Он молча стоял и смотрел. Большие ресницы глаз у него слиплись, и худые бледные щеки как-то вздрагивали.
— Кистинтин Ликсеич, — сказал Колька, — я хотел тебя спросить… Знать, отца мово убили на войне?
Дедушка вышел.
— Слышь, вот что, — продолжал Колька, — ежели так вышло, что убили его, то, значит, он таперь там, у Бога, у Престола, значит, сидит… И вот еще што, скажи, сделай милость, таперь мне — где эта война есть и как туда дорога идет? По машине, значит, ехать надо… Так што я хочу попытать, значит, отца найтить. А ежели што, пущай меня кончают. Так што я тоже у Престола, должно, сидеть буду… Эту муку я тута нипочем снести не могу. Чего мне тута делать и зачем мне тута зря болтаться.
— Как? Ты, значит, на войну хочешь ехать, Коля?
— Во, во. Да как это надоть ехать, дело мне не знамо.
— Коля, тебя не возьмут — ты же мальчик, — говорю я, — молод ведь ты.
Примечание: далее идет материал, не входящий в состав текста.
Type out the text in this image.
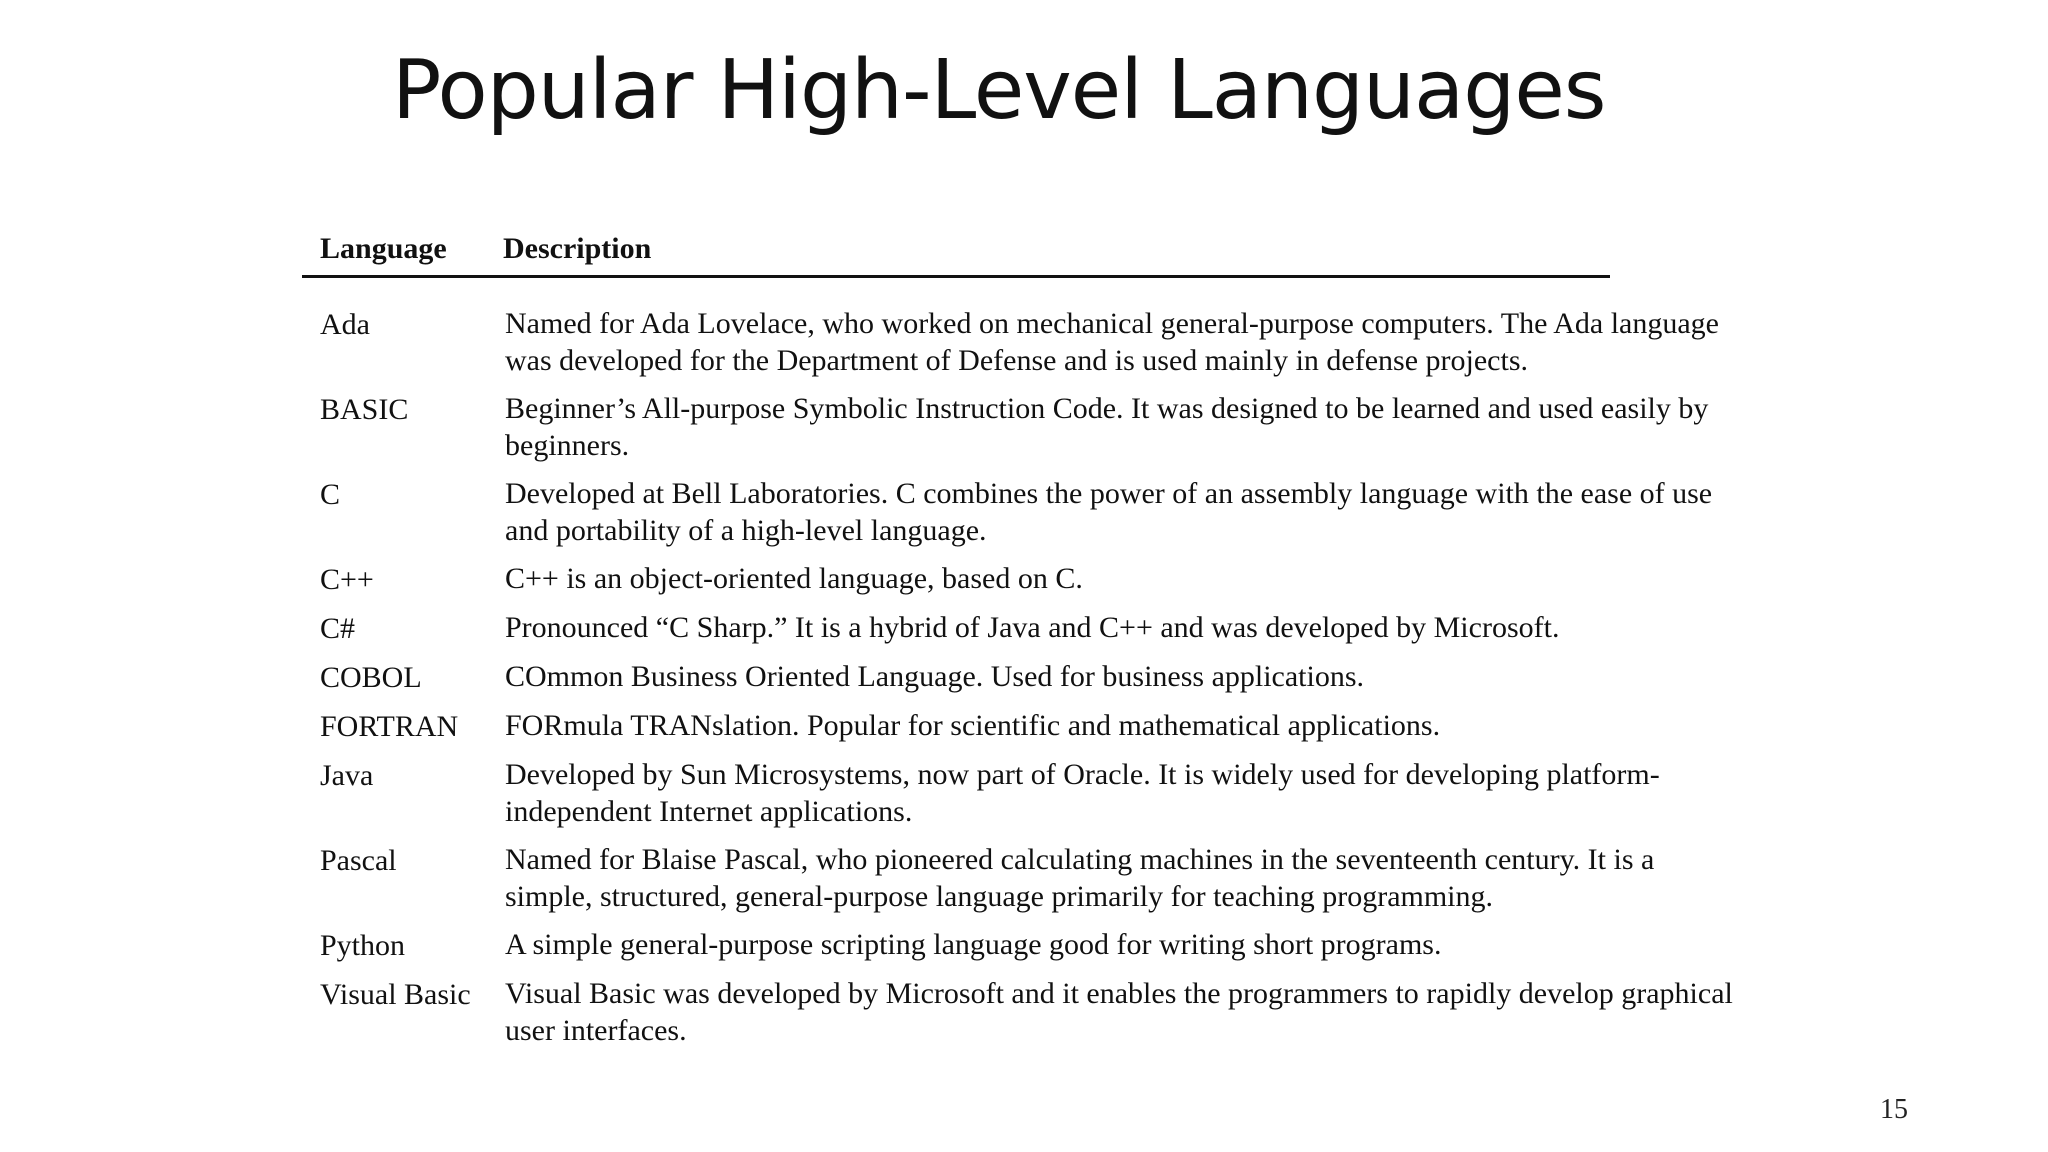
Popular High-Level Languages
Language Description
Ada	Named for Ada Lovelace, who worked on mechanical general-purpose computers. The Ada language was developed for the Department of Defense and is used mainly in defense projects.
BASIC	Beginner’s All-purpose Symbolic Instruction Code. It was designed to be learned and used easily by beginners.
C	Developed at Bell Laboratories. C combines the power of an assembly language with the ease of use and portability of a high-level language.
C++	C++ is an object-oriented language, based on C.
C#	Pronounced “C Sharp.” It is a hybrid of Java and C++ and was developed by Microsoft.
COBOL	COmmon Business Oriented Language. Used for business applications.
FORTRAN	FORmula TRANslation. Popular for scientific and mathematical applications.
Java	Developed by Sun Microsystems, now part of Oracle. It is widely used for developing platform-independent Internet applications.
Pascal	Named for Blaise Pascal, who pioneered calculating machines in the seventeenth century. It is a simple, structured, general-purpose language primarily for teaching programming.
Python	A simple general-purpose scripting language good for writing short programs.
Visual Basic	Visual Basic was developed by Microsoft and it enables the programmers to rapidly develop graphical user interfaces.
15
— Н-е-ет, возьмут. Я чего-нибудь буду там пособлять. Драться мне где же, а так, кому што надо, носить я могу али пошлют куда.
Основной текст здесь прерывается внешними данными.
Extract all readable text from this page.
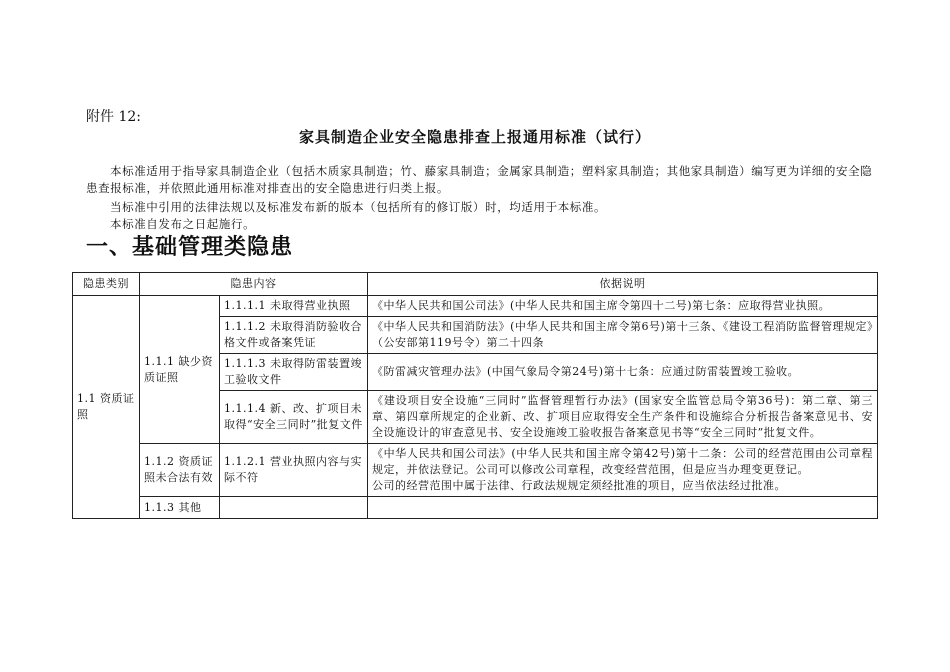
附件 12:
家具制造企业安全隐患排查上报通用标准（试行）
本标准适用于指导家具制造企业（包括木质家具制造；竹、藤家具制造；金属家具制造；塑料家具制造；其他家具制造）编写更为详细的安全隐患查报标准，并依照此通用标准对排查出的安全隐患进行归类上报。
当标准中引用的法律法规以及标准发布新的版本（包括所有的修订版）时，均适用于本标准。
本标准自发布之日起施行。
一、基础管理类隐患
隐患类别	隐患内容		依据说明
1.1 资质证照	1.1.1 缺少资质证照	1.1.1.1 未取得营业执照	《中华人民共和国公司法》(中华人民共和国主席令第四十二号)第七条：应取得营业执照。
		1.1.1.2 未取得消防验收合格文件或备案凭证	《中华人民共和国消防法》(中华人民共和国主席令第6号)第十三条、《建设工程消防监督管理规定》（公安部第119号令）第二十四条
		1.1.1.3 未取得防雷装置竣工验收文件	《防雷减灾管理办法》(中国气象局令第24号)第十七条：应通过防雷装置竣工验收。
		1.1.1.4 新、改、扩项目未取得“安全三同时”批复文件	《建设项目安全设施“三同时”监督管理暂行办法》(国家安全监管总局令第36号)：第二章、第三章、第四章所规定的企业新、改、扩项目应取得安全生产条件和设施综合分析报告备案意见书、安全设施设计的审查意见书、安全设施竣工验收报告备案意见书等“安全三同时”批复文件。
	1.1.2 资质证照未合法有效	1.1.2.1 营业执照内容与实际不符	《中华人民共和国公司法》(中华人民共和国主席令第42号)第十二条：公司的经营范围由公司章程规定，并依法登记。公司可以修改公司章程，改变经营范围，但是应当办理变更登记。
公司的经营范围中属于法律、行政法规规定须经批准的项目，应当依法经过批准。

	1.1.3 其他		
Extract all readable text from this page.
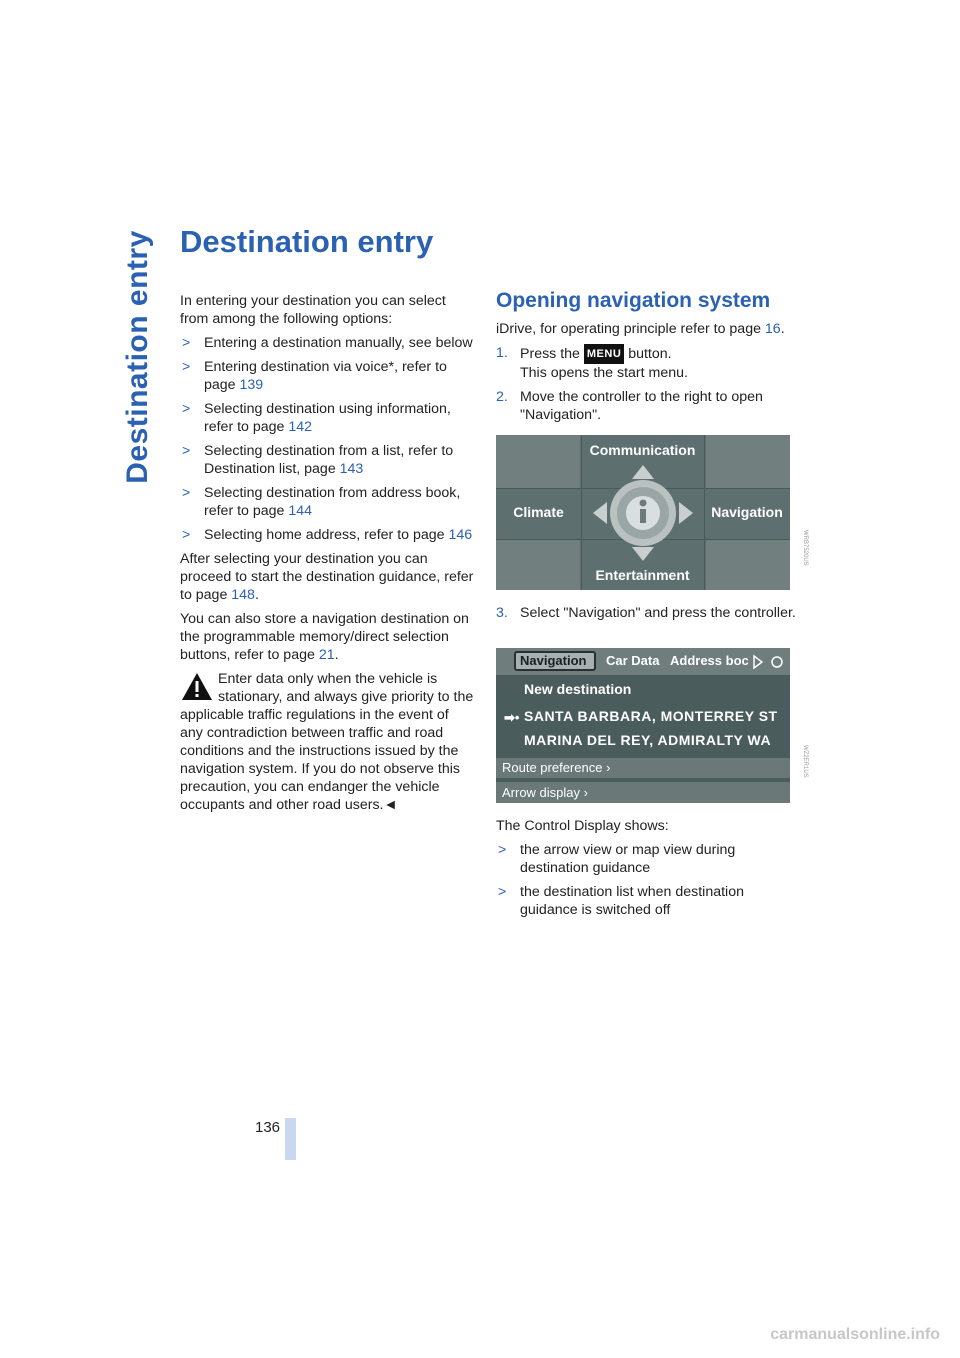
Destination entry Destination entry

In entering your destination you can select from among the following options:

> Entering a destination manually, see below
> Entering destination via voice*, refer to page 139
> Selecting destination using information, refer to page 142
> Selecting destination from a list, refer to Destination list, page 143
> Selecting destination from address book, refer to page 144
> Selecting home address, refer to page 146

After selecting your destination you can proceed to start the destination guidance, refer to page 148.

You can also store a navigation destination on the programmable memory/direct selection buttons, refer to page 21.

Enter data only when the vehicle is stationary, and always give priority to the applicable traffic regulations in the event of any contradiction between traffic and road conditions and the instructions issued by the navigation system. If you do not observe this precaution, you can endanger the vehicle occupants and other road users.◄

Opening navigation system

iDrive, for operating principle refer to page 16.

1. Press the MENU button.
This opens the start menu.
2. Move the controller to the right to open "Navigation".
Communication
Climate	Navigation
Entertainment
WRB7520US
3. Select "Navigation" and press the controller.
Navigation Car Data Address boc
New destination
➡• SANTA BARBARA, MONTERREY ST
MARINA DEL REY, ADMIRALTY WA
Route preference ›
Arrow display ›
WZ2ER1US

The Control Display shows:

> the arrow view or map view during destination guidance
> the destination list when destination guidance is switched off
136
carmanualsonline.info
— Как же это ты отца найдешь? Где он, в какой части, ты знаешь?
— Знаю. Сапер он, более ничего. Это вы не говорите тут, а я уйду. Вот собаку вот тоже охота, кривого-то, взять. Он тоже отца знал, он бы рад был… Я и полушубок возьму, и сапоги евоные, новые есть.
Колька говорил так просто и ясно, и восторженное лицо его было бледно, и искрились большие глаза. Он поднимал руку кверху над собой, когда говорил: «у Престола буду сидеть с отцом и я»…
— Сидеть… Почему сидеть?
И, смотря на него, я не знал, что ему ответить.
Потом сказал:
— Послушай, Коля, у тебя мать, ты один сын, ты ее жизнь, на кого же она останется?.. Ты ее надежда, подумай, мать-то оставишь…
— Да, это все верно, — сказал Колька равнодушно, — только я никак не могу… Чего здесь делать? Только я уйду, вы не говорите никому. Прощайте, — вдруг сказал Колька и ушел.
Через три дня дедушка-сторож, утром, сказал мне:
— Колька-то в ночь ушел и собаку кривую увел с собой.
— А как же мать-то, что же она? — спрашиваю я у дедушки.
— Плачет… — ответил дедушка, — говорит, ничего с им не сделаешь, давно затеял. Отец, говорит, зовет меня. Чего… Сапоги взял его новые и тулуп. Мать думает, вернется, он ведь вне себя, пройдет. Да нет. Слышь, на машину сел, с солдатами. Жандар на станции видал, так сказывал — конвойный его взял. Нельзя, знать, по эдакому делу отказ чинить.
— Ведь он мальчик, — говорю я. — Сколько Кольке лет?
— Тринадцать, — ответил дедушка.
Через месяц, вечером, вошел ко мне сторож-дедушка и сказал, что мать Колькина, Авдотья, пришла, и принесла письмо мне прочесть — от мужа получила.
Ко мне вошла Авдотья, женщина высокого роста, подала мне письмо и фартуком закрыла глаза. Я читаю:
«Любезной супруге моей Авдотье Михайловне земным поклоном кланяюсь. Любимому сыну мому Миколаю Григорьеву шлю отцовское благословение, на послушание матери своей и почтение родительское. Сохранять в вере святой. Штыковою раною сквозь лежу в госпитале втором Гренадерского дивизиона. Рукою не мощью, жду часа преставиться к Престолу Творца Всевышнего. Отдай, Авдотья, сапоги новые Миколаю, пускай сенца вставит, по ноге, может, придется. Суконну поддевку продай, смотряй, обманом не обманись. Мене двенадцати не отдавай».